Re:What Ubisoft Does Best (1)

FlynnMP3 (33498) | about 10 months ago | (#44170157)

Maybe you can block access to the games I paid for as well just to round out the whole experience.

For a complete and positive gaming experience, your wish has been granted.

Joking aside, look closer at the account maintenance terms. There may be an option to completely reset or get rid of the account. Then you can at your option start with new login details. This time make a unique email alias just for UPlay and bogus, but plausible, user details that for all you care can be leaked or broken into. I've also gone as far as having a unique credit card just for online gaming service accounts that insist on credit card payments and storage. A different one for each service - limit of $100. True it's a pain in the ass to setup, but if it gets hacked I don't have enough into to even care what happens.

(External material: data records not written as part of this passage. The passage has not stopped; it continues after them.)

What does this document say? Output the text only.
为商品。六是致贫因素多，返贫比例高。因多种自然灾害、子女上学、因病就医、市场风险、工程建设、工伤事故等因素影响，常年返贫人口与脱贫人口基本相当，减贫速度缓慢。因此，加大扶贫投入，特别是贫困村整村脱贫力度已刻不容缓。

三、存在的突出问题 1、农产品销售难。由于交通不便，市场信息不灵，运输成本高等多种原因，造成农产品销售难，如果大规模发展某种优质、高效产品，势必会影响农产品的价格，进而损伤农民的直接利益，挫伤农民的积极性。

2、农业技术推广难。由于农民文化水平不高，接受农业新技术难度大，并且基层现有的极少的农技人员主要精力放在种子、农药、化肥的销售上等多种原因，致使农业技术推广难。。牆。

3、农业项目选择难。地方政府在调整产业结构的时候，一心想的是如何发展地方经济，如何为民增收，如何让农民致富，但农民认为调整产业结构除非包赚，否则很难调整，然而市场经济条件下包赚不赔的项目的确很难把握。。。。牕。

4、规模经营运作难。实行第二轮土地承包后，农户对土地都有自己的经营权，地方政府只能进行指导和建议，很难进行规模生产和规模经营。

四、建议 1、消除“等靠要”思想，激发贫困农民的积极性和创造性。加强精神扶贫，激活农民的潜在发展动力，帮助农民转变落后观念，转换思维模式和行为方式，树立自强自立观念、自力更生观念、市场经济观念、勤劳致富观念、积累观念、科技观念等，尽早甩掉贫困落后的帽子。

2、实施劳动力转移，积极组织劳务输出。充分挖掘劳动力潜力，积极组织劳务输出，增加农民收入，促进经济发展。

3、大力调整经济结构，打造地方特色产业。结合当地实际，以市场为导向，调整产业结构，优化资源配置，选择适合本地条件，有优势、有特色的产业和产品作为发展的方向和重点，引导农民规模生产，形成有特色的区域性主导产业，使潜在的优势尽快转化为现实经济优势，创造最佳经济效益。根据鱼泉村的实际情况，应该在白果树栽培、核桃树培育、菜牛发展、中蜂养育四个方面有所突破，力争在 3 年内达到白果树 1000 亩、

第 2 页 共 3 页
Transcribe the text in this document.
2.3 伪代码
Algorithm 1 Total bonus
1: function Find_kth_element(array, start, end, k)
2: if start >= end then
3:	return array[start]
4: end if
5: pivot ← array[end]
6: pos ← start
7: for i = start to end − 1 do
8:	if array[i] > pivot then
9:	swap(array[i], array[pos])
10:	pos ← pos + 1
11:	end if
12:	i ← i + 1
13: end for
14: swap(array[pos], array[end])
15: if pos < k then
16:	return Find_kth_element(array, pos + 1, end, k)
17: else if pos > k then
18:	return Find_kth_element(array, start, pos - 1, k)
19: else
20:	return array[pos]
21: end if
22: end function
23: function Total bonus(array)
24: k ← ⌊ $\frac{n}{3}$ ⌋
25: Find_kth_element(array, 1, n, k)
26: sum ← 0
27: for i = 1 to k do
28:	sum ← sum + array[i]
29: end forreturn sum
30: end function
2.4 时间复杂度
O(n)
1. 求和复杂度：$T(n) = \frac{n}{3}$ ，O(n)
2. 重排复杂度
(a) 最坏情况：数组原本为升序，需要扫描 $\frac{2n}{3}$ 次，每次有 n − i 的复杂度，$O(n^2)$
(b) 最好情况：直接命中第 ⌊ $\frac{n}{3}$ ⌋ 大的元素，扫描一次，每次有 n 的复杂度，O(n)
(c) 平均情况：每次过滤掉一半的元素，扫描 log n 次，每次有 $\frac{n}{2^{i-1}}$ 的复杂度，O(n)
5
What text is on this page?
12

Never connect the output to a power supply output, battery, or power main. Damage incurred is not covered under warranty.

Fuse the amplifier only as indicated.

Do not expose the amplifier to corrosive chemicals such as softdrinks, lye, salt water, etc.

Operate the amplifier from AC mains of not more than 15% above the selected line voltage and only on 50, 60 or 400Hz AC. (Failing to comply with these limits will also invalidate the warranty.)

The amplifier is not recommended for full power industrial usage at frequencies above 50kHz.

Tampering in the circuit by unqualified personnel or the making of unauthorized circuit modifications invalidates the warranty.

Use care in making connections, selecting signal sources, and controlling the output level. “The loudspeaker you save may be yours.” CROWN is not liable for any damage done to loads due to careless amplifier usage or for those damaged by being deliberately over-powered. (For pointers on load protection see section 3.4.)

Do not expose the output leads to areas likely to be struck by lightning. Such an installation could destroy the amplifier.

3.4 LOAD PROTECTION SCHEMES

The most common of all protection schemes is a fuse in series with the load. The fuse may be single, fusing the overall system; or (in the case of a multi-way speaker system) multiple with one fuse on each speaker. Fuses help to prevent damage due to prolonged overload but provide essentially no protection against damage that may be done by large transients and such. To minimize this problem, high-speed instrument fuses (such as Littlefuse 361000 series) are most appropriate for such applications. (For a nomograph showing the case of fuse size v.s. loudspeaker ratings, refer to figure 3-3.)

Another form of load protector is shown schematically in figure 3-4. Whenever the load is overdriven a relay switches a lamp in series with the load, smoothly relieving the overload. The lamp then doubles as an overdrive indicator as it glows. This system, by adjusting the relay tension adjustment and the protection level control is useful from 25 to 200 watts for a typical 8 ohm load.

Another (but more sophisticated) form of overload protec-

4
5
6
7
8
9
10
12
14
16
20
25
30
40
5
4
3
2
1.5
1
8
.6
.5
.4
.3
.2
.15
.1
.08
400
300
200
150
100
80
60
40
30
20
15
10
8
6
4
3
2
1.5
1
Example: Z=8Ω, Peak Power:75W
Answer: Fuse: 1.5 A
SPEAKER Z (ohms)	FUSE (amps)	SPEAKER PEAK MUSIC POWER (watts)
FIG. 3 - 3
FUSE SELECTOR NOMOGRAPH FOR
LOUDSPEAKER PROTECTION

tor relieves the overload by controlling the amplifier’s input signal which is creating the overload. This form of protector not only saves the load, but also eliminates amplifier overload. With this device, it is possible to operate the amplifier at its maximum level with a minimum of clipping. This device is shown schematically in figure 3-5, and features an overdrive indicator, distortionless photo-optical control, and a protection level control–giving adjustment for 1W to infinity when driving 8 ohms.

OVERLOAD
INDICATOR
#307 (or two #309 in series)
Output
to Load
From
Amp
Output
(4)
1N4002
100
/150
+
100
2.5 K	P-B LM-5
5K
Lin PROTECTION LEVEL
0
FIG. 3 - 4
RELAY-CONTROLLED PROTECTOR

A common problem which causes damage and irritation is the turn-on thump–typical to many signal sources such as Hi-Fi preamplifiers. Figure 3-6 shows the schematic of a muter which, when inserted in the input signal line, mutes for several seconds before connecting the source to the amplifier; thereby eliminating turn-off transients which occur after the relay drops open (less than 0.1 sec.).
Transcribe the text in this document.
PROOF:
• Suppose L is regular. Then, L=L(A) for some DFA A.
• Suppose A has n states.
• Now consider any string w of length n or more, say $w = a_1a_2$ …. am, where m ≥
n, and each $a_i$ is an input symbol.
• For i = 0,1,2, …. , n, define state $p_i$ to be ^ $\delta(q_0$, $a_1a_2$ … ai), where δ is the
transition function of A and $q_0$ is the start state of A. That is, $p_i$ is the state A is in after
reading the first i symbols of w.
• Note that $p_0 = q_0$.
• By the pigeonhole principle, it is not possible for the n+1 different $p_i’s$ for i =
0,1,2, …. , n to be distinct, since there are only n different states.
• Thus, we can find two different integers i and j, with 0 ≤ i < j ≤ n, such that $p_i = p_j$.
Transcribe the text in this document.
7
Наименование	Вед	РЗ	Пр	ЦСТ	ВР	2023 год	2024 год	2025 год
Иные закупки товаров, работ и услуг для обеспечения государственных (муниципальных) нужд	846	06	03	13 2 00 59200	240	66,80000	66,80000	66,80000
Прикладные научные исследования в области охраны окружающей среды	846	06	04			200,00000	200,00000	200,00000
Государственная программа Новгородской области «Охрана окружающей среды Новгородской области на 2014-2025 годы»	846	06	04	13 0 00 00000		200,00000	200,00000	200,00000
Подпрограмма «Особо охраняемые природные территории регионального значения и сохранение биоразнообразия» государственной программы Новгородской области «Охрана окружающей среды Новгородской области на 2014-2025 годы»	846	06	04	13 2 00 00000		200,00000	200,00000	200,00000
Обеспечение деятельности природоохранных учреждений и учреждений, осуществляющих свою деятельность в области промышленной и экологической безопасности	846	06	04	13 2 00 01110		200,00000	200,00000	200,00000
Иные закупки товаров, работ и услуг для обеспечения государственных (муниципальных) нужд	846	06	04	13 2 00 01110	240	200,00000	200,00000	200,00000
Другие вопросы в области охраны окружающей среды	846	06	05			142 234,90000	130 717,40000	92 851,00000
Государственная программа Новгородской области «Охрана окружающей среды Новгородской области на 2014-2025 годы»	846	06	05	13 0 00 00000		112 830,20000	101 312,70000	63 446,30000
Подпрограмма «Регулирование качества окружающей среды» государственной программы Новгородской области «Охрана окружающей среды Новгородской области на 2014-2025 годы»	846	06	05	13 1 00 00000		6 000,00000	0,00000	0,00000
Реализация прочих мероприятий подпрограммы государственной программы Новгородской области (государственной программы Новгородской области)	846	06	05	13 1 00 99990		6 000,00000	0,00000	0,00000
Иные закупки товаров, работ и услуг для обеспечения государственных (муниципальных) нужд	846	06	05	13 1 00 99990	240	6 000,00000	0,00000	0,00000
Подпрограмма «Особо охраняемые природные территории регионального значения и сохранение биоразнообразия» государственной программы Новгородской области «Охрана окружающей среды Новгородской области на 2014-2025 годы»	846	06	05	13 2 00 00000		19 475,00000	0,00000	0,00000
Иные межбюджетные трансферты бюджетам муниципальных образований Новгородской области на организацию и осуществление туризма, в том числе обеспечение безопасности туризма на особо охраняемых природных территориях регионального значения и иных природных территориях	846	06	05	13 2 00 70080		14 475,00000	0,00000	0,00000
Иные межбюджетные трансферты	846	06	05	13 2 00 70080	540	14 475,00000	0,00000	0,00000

Re:What Ubisoft Does Best (1)

RollingThunder (88952) | about 10 months ago | (#44170529)

Their site is pretty clearly in "oh SHIT" mode right now, stripped down to barest minimums. I would hope that once things settle down and the more feature-rich site returns, you'll be able to do a recovery along the lines of what you could previously. However, if you didn't set up any other alternative methods of recovery (I can't remember if they had secret questions, etc), then you may be out of luck. Perhaps the returned site will let you log in with the old password and then force the change.

Cookie requirement? C'mon guys. (4, Interesting)

Xzzy (111297) | about 10 months ago | (#44170275)

I like how their website tosses up an error saying I "need to enable cookies" even though I do in fact have cookies turned on. Only thing I am blocking is their attempts to track me by including google analytics.. I can use their password change just fine if I use an incognito window (which temporarily disables my plugins).

I suppose the original fault lies with me for creating an account with these goofballs.

Re:Cookie requirement? C'mon guys. (1)

theskipper (461997) | about 10 months ago | (#44171497)

Was wondering about that the other day. I get that message on a lot of sites when I have third-party cookies turned off (usually always), your mention of GA seems related. Guess it's simply a misnomer.

UbiSoft Hacked (0)

Anonymous Coward | about 10 months ago | (#44170511)

FREE GAMES!!!!!!!!!

Cookies? (1)

ubrgeek (679399) | about 10 months ago | (#44171069)

You have to accept their site cookies when trying to change your password. Cookies from a site belonging to a compromised system rubs me the wrong way for some reason.